42.

 

 

 

NA-CHAM, 10 octobre. Le poste tient toujours. Pendant les trois jours qui ont suivi le coup d’arrêt qu’il a donné aux viets à Bo-Cuong, Mattei n’a pas changé son dispositif. Son artillerie dans les calcaires prévient toute manœuvre viet sur dix kilomètres de la R. C. 4. Lorsque, soit par radio, soit à vue, un convoi civil ou militaire est repéré, on cesse le tir pour lui laisser le temps de passer. À partir du col de Lung-Vaï c’est le salut pour tous les réchappés de l’enfer.

Le 10, l’ordre de repli est donné à tous les postes de la R. C. 4 à partir de That-Khé. Mattei devrait sans discussion évacuer ses positions. L’ennemi n’étant pas parvenu à déborder Na-Cham, le repli de sa compagnie ne représente aucun problème.
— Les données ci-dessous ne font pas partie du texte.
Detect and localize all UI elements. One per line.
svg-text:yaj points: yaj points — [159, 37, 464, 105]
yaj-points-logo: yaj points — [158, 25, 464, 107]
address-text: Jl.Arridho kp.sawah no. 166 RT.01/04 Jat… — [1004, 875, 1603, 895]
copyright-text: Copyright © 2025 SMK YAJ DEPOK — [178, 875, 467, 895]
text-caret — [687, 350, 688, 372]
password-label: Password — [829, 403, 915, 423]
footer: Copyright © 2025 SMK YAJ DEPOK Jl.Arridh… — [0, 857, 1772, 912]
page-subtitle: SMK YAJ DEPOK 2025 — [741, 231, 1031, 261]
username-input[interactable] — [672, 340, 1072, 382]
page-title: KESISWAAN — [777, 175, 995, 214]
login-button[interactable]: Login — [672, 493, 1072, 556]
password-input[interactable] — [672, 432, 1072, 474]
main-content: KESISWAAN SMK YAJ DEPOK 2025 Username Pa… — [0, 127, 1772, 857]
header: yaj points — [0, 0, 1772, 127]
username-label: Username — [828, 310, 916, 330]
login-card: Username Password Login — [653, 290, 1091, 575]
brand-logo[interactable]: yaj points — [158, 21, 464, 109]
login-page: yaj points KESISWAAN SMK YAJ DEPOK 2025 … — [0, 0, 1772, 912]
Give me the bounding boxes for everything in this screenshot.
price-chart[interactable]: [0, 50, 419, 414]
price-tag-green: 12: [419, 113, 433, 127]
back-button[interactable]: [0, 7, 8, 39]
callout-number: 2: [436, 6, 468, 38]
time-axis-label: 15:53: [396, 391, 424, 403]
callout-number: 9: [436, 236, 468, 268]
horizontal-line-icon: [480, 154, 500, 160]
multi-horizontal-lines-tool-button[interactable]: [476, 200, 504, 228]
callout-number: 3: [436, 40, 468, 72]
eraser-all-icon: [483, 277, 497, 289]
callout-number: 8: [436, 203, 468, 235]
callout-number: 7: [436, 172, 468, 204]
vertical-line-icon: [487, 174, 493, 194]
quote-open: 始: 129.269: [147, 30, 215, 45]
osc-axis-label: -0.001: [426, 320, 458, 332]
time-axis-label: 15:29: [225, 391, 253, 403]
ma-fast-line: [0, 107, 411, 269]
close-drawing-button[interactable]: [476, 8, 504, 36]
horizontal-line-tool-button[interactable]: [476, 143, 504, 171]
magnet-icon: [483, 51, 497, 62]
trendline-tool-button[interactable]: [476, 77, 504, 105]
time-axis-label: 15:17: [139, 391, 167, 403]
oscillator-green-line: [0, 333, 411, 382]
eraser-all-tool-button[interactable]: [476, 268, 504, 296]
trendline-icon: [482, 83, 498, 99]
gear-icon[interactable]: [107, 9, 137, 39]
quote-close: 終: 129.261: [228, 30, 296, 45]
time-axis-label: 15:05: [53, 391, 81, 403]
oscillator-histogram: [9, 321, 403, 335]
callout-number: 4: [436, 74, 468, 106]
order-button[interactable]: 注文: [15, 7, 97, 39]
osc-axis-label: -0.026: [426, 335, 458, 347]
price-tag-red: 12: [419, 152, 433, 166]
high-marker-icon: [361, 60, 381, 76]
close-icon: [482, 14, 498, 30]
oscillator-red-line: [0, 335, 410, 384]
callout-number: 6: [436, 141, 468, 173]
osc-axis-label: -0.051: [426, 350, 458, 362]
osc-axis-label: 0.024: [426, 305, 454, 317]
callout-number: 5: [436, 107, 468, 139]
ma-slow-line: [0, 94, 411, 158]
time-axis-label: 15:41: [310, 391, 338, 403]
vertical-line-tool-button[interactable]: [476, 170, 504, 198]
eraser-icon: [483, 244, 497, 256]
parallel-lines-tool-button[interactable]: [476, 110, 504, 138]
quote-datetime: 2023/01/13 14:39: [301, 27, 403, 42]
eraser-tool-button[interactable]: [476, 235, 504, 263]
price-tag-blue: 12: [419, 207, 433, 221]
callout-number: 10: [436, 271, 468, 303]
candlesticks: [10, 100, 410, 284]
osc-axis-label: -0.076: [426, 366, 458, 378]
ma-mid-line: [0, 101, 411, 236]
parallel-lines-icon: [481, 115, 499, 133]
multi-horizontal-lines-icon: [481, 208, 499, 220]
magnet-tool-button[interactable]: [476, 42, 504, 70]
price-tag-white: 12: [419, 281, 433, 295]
Mais derrière, il reste encore à That-Khé la garnison, les parachutistes coloniaux du 3e B. C. C. P., des civils, les quelques rescapés des colonnes Charton et Lepage, sans compter ceux qui vraisemblablement errent encore dans la jungle, espérant trouver le salut à That-Khé, et vont se trouver face à l’ennemi qui n’attend que le départ des Français pour s’installer.

Alors qu’il a parfaitement compris les ordres de Lang-Son, Mattei décide de ne plus attendre. Il appelle le P. C. de Constans, obtient le colonel en personne.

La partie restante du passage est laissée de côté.